Friday, March 3, 2017

National Women's Month: Holly Prado's poem "Loss Refuses Safety"



LOSS REFUSES SAFETY

Vacation in Pompeii: gardens, wine and statuary --
Roman leisure at its best. What we see, though:
dead, immortal. At some point here in Southern

California, we'll have a devastating earthquake.
Where I live, there's plenty that could fall on me
and on my husband, cat, neighbors like the man
across the street who's mentally disheveled, occasionally
raving -- usually simply wants us just to give him something.

This is my neighborhood, my home, exactly what Pompeiians
had, along with gods like Dionysus who brought them grapes
and theater. A mosaic of a woman shows her slightly open
mouth, as if she wants to say how much she relishes the necklace
that she's wearing -- beads carry a jeweled cluster to her throat.

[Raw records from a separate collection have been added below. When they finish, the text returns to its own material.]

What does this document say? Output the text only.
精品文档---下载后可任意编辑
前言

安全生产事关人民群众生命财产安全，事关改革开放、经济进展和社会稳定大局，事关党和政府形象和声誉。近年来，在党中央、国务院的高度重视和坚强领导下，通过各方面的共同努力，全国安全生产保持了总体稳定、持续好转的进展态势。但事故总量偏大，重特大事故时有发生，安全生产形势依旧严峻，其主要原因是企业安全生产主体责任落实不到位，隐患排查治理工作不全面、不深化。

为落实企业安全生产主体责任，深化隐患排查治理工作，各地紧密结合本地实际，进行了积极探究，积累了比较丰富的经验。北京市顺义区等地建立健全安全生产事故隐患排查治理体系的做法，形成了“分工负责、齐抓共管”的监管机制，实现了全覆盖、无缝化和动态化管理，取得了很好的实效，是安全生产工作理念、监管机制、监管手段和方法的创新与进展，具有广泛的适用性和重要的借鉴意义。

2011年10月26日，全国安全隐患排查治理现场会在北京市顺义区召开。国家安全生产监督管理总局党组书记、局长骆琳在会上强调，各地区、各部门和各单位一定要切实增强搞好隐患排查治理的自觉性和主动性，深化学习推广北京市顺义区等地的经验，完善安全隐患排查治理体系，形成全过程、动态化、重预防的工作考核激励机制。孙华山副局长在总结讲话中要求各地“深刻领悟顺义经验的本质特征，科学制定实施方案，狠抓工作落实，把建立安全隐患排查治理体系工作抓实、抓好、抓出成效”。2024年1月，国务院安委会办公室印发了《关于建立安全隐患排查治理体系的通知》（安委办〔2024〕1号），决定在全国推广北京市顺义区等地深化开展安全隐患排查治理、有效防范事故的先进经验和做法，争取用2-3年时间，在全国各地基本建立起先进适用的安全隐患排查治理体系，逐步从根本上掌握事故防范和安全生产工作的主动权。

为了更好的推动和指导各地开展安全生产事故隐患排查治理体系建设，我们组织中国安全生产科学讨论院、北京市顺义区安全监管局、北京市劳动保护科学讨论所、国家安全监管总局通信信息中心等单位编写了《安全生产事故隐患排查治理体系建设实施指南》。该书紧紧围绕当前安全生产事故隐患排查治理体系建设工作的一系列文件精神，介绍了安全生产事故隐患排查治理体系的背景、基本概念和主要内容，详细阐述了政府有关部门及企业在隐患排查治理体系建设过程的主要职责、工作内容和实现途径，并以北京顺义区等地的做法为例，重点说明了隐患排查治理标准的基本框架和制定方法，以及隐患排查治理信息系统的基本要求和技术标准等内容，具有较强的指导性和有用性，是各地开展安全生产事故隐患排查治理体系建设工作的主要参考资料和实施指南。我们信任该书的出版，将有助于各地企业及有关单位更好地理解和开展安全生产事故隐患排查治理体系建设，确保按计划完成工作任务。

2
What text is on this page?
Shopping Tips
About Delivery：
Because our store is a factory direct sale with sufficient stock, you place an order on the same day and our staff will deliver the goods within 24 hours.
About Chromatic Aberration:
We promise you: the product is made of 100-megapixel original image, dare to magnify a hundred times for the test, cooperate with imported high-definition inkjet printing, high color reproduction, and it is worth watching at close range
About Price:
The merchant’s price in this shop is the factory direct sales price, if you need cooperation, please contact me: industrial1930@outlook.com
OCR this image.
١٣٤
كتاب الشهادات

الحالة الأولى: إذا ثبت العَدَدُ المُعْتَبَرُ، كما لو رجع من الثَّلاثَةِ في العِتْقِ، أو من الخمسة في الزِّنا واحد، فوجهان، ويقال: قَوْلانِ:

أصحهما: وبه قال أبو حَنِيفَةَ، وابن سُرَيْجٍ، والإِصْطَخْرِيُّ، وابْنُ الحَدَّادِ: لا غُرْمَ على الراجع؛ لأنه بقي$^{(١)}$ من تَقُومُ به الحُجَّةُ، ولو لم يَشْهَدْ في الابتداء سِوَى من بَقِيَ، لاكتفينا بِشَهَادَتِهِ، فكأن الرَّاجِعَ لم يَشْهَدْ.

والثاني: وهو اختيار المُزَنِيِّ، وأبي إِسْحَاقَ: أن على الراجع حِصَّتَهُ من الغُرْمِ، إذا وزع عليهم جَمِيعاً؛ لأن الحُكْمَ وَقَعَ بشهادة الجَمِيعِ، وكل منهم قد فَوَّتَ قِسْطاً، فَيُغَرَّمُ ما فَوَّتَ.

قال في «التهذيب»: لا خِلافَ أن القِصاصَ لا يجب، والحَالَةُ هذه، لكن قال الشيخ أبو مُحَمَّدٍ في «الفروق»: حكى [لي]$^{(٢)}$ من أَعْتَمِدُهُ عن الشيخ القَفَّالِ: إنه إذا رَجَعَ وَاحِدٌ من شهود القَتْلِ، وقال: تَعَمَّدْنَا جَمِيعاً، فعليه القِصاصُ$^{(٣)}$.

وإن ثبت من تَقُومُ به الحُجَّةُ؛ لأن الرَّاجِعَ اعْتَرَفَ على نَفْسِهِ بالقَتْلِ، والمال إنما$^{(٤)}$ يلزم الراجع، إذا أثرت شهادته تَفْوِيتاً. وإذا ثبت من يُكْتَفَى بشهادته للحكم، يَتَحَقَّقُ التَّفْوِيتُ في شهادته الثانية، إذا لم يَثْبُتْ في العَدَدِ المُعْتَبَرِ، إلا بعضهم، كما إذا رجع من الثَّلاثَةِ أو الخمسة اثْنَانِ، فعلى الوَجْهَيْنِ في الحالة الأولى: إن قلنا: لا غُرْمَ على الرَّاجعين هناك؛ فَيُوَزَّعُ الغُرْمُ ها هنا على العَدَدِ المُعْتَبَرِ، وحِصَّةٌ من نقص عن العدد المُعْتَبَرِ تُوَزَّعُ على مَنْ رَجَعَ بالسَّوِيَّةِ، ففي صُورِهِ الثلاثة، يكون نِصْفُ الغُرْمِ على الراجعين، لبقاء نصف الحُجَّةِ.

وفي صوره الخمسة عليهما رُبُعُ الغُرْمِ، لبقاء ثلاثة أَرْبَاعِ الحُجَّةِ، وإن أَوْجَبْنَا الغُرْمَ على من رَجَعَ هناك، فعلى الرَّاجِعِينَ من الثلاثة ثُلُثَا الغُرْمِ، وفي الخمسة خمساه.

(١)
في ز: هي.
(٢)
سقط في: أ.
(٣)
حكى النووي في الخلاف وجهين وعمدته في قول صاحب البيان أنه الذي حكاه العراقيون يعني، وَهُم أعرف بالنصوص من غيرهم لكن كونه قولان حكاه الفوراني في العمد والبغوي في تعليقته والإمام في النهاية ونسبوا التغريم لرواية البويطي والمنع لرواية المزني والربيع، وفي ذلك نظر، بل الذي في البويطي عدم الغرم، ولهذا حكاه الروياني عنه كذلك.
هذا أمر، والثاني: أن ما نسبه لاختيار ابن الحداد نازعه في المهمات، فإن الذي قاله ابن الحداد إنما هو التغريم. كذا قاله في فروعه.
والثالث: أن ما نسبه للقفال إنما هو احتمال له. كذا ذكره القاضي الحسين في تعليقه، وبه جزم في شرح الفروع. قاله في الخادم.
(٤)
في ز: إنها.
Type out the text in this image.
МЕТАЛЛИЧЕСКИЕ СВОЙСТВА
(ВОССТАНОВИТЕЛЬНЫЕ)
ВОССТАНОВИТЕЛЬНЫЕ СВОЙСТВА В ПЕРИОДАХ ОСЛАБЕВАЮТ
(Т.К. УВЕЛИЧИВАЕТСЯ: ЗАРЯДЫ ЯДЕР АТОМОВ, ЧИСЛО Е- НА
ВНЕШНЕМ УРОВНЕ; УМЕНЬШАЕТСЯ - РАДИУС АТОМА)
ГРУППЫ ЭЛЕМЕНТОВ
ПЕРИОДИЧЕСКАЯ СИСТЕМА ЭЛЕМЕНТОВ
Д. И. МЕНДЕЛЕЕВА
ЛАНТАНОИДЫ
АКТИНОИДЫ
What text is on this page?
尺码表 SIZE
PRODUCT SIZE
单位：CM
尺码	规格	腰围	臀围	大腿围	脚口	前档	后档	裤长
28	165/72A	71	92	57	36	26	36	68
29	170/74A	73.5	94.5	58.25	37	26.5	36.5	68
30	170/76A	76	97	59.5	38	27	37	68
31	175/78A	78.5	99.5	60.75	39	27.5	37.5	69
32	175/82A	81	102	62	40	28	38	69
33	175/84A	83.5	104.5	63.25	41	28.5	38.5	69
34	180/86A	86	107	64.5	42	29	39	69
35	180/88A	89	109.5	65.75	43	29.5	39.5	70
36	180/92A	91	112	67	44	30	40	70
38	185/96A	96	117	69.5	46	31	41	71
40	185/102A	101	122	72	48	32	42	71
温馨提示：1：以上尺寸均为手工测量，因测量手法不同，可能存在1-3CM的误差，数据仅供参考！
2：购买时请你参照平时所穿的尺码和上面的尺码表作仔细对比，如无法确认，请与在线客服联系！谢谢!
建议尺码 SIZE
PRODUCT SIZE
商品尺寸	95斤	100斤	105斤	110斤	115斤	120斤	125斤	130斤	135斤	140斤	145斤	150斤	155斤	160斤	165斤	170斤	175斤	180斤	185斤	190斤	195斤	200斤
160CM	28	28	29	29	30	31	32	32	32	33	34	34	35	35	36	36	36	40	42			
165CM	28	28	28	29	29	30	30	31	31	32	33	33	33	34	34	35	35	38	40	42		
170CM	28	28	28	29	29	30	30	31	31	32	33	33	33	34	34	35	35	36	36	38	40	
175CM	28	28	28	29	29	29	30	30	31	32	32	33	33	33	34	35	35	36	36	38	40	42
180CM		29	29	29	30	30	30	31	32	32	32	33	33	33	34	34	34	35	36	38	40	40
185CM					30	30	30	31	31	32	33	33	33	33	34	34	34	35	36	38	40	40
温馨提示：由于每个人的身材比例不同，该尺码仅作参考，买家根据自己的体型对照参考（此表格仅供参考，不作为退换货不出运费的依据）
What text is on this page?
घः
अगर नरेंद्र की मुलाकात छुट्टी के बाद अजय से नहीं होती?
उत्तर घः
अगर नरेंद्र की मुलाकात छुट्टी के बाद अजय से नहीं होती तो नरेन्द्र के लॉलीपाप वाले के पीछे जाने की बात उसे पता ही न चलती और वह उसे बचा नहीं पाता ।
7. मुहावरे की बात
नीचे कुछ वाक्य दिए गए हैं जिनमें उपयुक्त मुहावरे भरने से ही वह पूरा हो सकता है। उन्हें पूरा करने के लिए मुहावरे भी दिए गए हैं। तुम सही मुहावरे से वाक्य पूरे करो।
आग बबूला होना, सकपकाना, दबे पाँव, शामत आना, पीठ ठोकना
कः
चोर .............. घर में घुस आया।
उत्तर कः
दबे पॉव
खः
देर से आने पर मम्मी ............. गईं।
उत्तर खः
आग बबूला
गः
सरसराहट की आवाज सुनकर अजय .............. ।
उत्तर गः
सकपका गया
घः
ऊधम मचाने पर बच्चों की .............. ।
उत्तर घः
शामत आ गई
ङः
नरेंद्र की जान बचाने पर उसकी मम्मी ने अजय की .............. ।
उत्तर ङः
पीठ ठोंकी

Hundreds of years from now, I hope our private histories will have been
written on retrofitted walls which last beyond the quake. I hope my story
mentions Robert, born to madness, and the couple in the next apartment,
Daniel and Lindsay, who are getting married in a month. Let us write
ourselves as difficult, devoted, loyal about love: Pompeiians put their arms

around each other as they died. The necklace and the slight embroidery on her dress weren't saved, but when I look at her -- this Pompeiian soul -- here she is, looking


right back at me. Everybody has a chance at immortality when there is no escape.

2017 Holly Prado




photo by Alexis Rhone Fancher

Bio: Holly Prado has had twelve books published, primarily poetry and prose poetry, but also a novel, two novellas, and a book of short autobiographies. She's the recipient of the 2016 George Drury Smith Award for Outstanding Achievement in Poetry, given annually by Beyond Baroque Foundation. Along with her husband Harry Northup and poets James Cushing and Phoebe Ozuna, she's a member of Cahuenga Press, a poets cooperative publishing press, now in its 26th year.